Question

What is the degree of each polynomial?

a. −w^0 Degree: 0
b. 36x^8−2x^9 + 8x^7 Degree: 9
c. rs^3 + xy^7 Degree: 2
d. 3x^4 + 9x^3 − 4x^5 + 1 Degree: 5

Answer 1

The degree of a polynomial is the highest exponent of a variable term in the polynomial.
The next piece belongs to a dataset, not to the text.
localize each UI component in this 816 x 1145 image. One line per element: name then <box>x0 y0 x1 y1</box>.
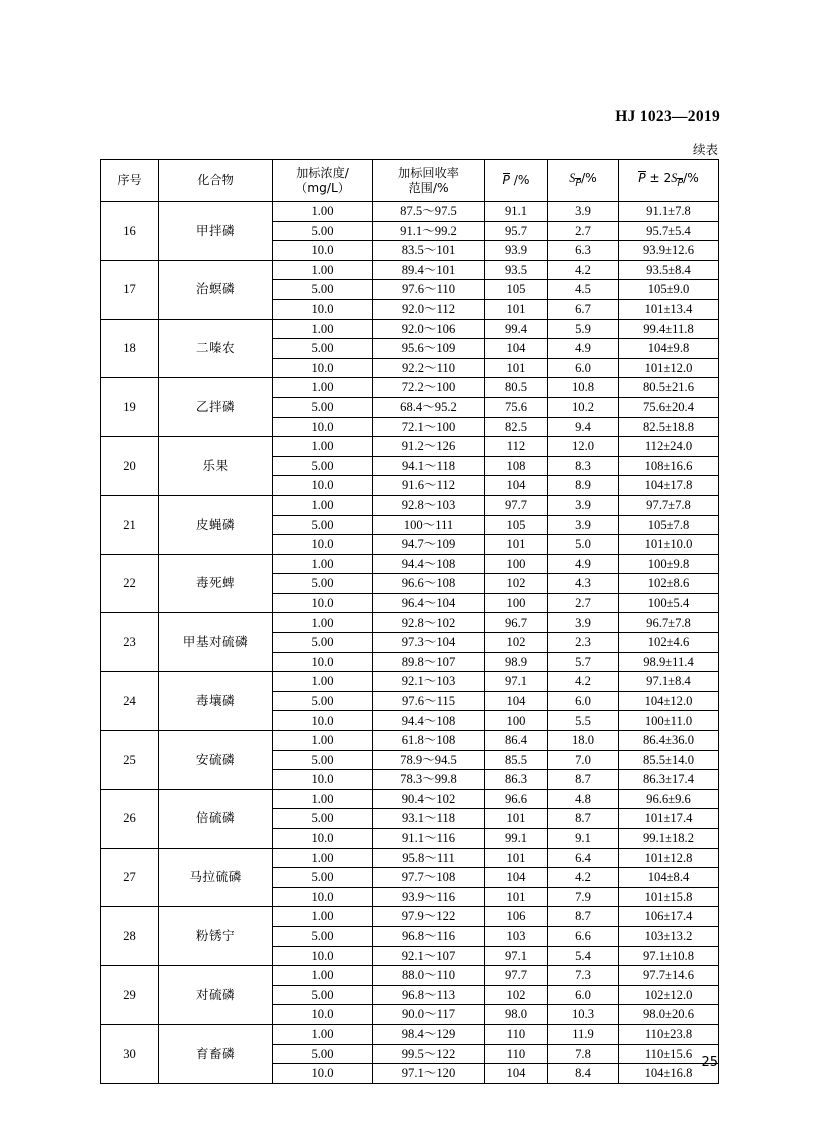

Given the polynomials, their degrees are 0, 9, 10, and 5 respectively.

Step-by-step explanation:

The degree of a polynomial is the highest exponent of the variable in its terms when the polynomial is expressed in its standard form (i.e., terms are ordered from highest to lowest degree). Here are the degrees of the given polynomials:

1. −w^0 has a degree of 0 since any number to the power of 0 is 1, which is a constant.
2. 36x^8 − 2x^9 + 8x^7 has a degree of 9 because the highest exponent of x in the polynomial is 9.
3. rs^3 + xy^7 is not a single-variable polynomial, so its degree is found by adding the exponents of the variables in each term and then taking the highest sum, which in this case is 10 (s^3 has a degree of 3, and y^7 has a degree of 7).
4. 3x^4 + 9x^3 − 4x^5 + 1 has a degree of 5 since the highest exponent of x in the polynomial is 5.